Familiar themes that we need to echo today -

- A call to intellect
- A choice given to the nation openly and not coated in lies and false information
- The entire country must support the challenge that lies before us
- A challenge that promises if not an answer to all that is wrong at least a future in which we can say we tried, and in trying we gained knowledge, which is never the least that we can attain.

"Finally, if we are to win the battle that is now going on around the world between freedom and tyranny...time for this nation to take a clearly leading role in space achievement, which in many ways may hold the key to our future on earth.

...For while we cannot guarantee that we shall one day be first, we can guarantee that any failure to make this effort will make us last... But this is not merely a race. Space is open to us now; and our eagerness to share its meaning is not governed by the efforts of others. We go into space because whatever mankind must undertake, free men must fully share.

...But in a very real sense, it will not be one man going to the moon--if we make this judgment affirmatively, it will be an entire nation. For all of us must work to put him there.

...This gives promise of some day providing a means for even more exciting and ambitious exploration of space, perhaps beyond the moon, perhaps to the very end of the solar system itself.

...I believe we should go to the moon. But I think every citizen of this country as well as the Members of the Congress should consider the matter carefully in making their judgment, to which we have given attention over many weeks and months, because it is a heavy burden, and there is no sense in agreeing or desiring that the United States take an affirmative position in outer space, unless we are prepared to do the work and bear the burdens to make it successful. If we are not, we should decide today and this year.

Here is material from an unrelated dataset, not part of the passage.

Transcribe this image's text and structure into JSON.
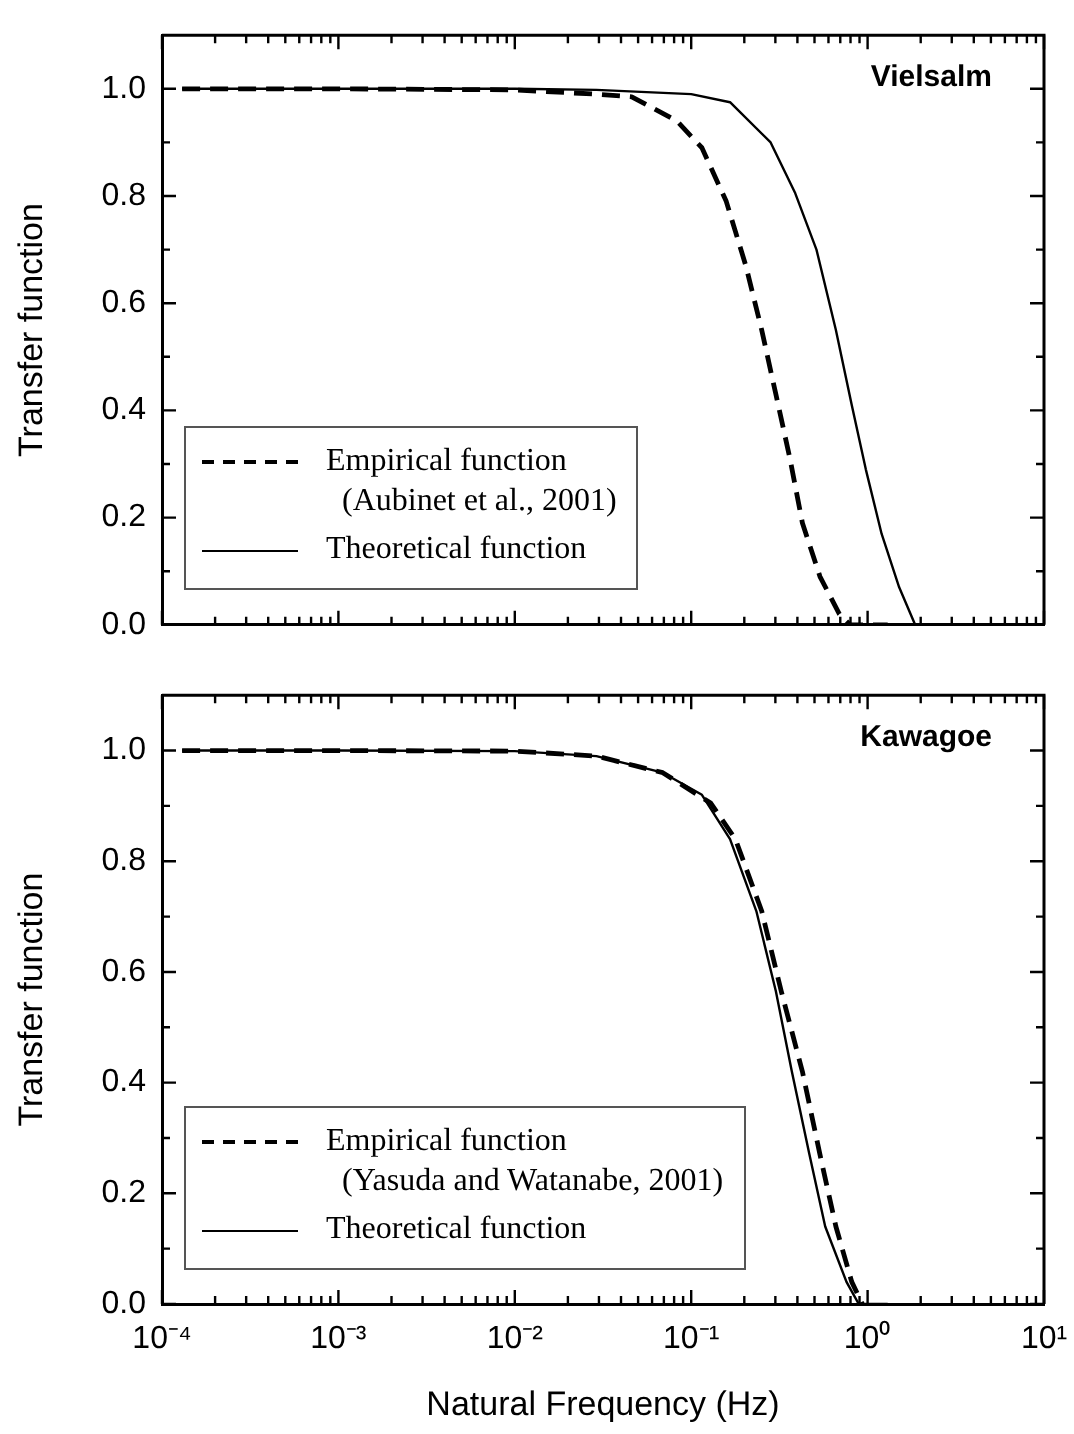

This decision demands a major national commitment of scientific and technical manpower, materiel and facilities, and the possibility of their diversion from other important activities where they are already thinly spread. It means a degree of dedication, organization and discipline which have not always characterized our research and development efforts. It means we cannot afford undue work stoppages, inflated costs of material or talent, wasteful interagency rivalries, or a high turnover of key personnel."